Status: There was no status message and prompt came, assuming it restarted in the background (Please confirm if this is the normal, not prompting or showing any message)

 

After OMS Agent restart, ran tcpdump again on OMS Agent to see if it starts receiving the logs but no luck.

 

I followed the following link: https://docs.microsoft.com/en-us/azure/sentinel/troubleshooting-cef-syslog?tabs=rsyslog

 

Can any one guide what probably be the cause of this issue????? Any help will be much appreciated. Thanks in advance.

5 Replies
I would also check with your Azure admins to see if they may have added any firewall rules that could have blocked the data. It seems that there is one command from the document to check for this:
sudo wget -O cef_troubleshoot.py https://raw.githubusercontent.com/Azure/Azure-Sentinel/master/DataConnectors/CEF/cef_troubleshoot.py... python cef_troubleshoot.py [WorkspaceID]

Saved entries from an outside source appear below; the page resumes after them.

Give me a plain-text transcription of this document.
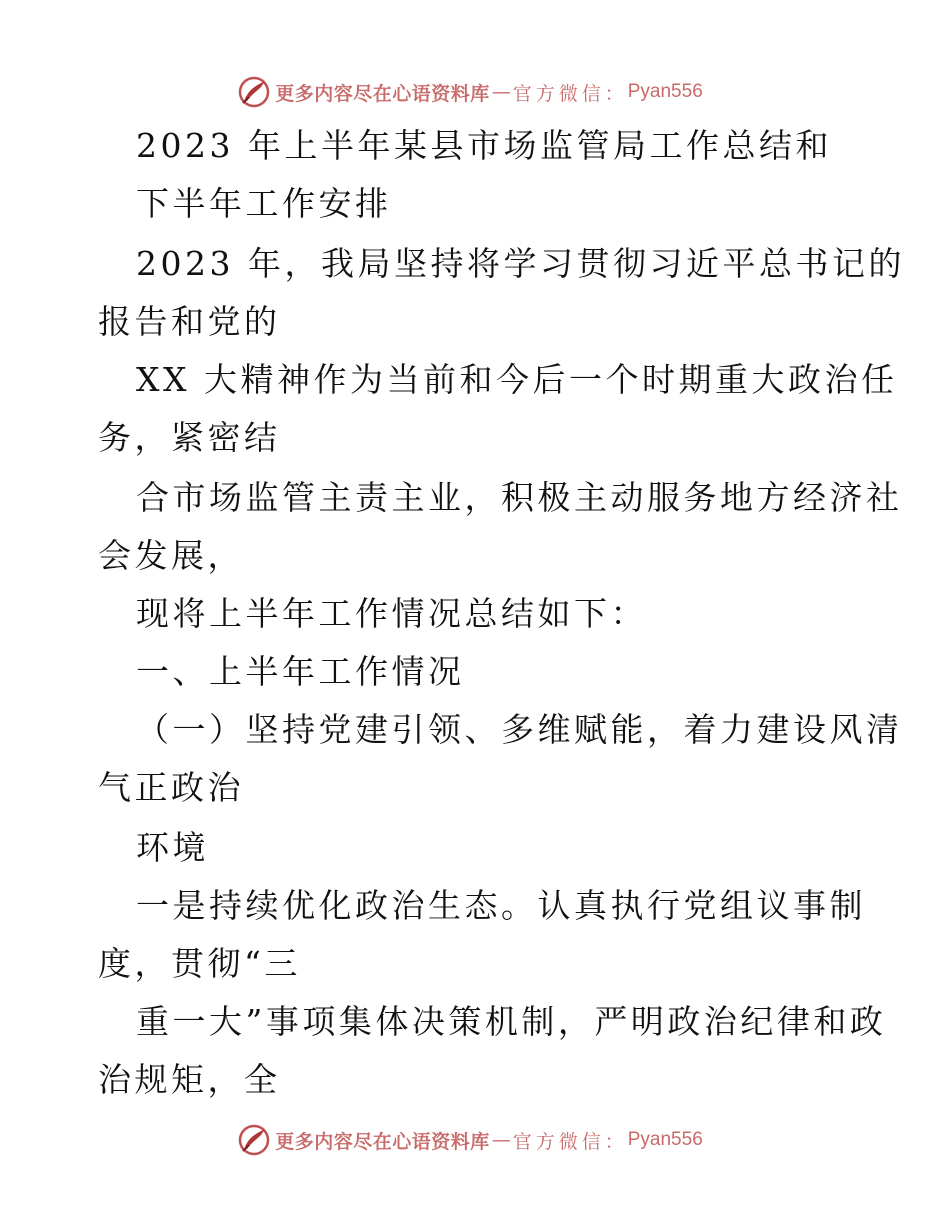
更多内容尽在心语资料库 — 官方微信： Pyan556
2023 年上半年某县市场监管局工作总结和
下半年工作安排
2023 年，我局坚持将学习贯彻习近平总书记的
报告和党的
XX 大精神作为当前和今后一个时期重大政治任
务，紧密结
合市场监管主责主业，积极主动服务地方经济社
会发展，
现将上半年工作情况总结如下：
一、上半年工作情况
（一）坚持党建引领、多维赋能，着力建设风清
气正政治
环境
一是持续优化政治生态。认真执行党组议事制
度，贯彻“三
重一大”事项集体决策机制，严明政治纪律和政
治规矩，全
更多内容尽在心语资料库 — 官方微信： Pyan556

@Gary Bushey  Thank you for the prompt response. We have got the issue resolved through microsoft support. Apparently for some reason the OMI Agent was in a zombie/stuck state. Restarting the agent didnt work, had to manually kill the process and start the agent again. 

 

Killing and starting the agent again resolved the issue. As per MS teams , one of the possibility of this behavior may be that the disk space got full earlier at some point in time, which was then resolved however may be that disk space issue might have caused the agent to go into such a state.

 

Anyways, the issue has been resolved, we are still monitoring to see if it remains stable or not.

 

Sharing the above for the benefit of all.


Thanks once again for your support, much appreciated.

 

Fahad.

@FahadAhmed - I am having the same issue here. how did you prevent it from getting disk full again?

Hi @alazarg 

Check your /etc/rsyslog.d/50-default.conf file. It has a section like this:

#
# First some standard log files.  Log by facility.
#
#auth,authpriv.*                        /var/log/auth.log
*.*;auth,authpriv.none          -/var/log/syslog
#cron.*                         /var/log/cron.log
#daemon.*                       -/var/log/daemon.log
kern.*                          -/var/log/kern.log
#lpr.*                          -/var/log/lpr.log
mail.*                          -/var/log/mail.log
#user.*                         -/var/log/user.log

The problem is line 5 where any facility (*.*) is written to /var/log/syslog file. Solution is to either comment it out (using #) or even better:

#
# First some standard log files.  Log by facility.
#
if ($fromhost-ip == '127.0.0.1') then {
  #auth,authpriv.*                        /var/log/auth.log
  *.*;auth,authpriv.none          -/var/log/syslog
  #cron.*                         /var/log/cron.log
  #daemon.*                       -/var/log/daemon.log
  kern.*                          -/var/log/kern.log
  #lpr.*                          -/var/log/lpr.log
  mail.*                          -/var/log/mail.log
  #user.*                         -/var/log/user.log
}

Then only local generated logs will be written to the filesystem and the disk will not be filled.

 

Good luck.

 

/Kenneth ML

 

Thank you very much for the input @Kenneth Meyer-Lassen 

The disk size full issue was resolved by increasing the OS Disk size. When creating Linux VM in Azure, OS disk is 32GB and for Log forwarder that need to be increased to at least 256 GB, as follows:

alazarghide_0-1683068950804.png

Select the disk, choose from the list, and save.

alazarghide_1-1683069018583.png

The syslog server will maintain the log file cleanup with its scheduled task.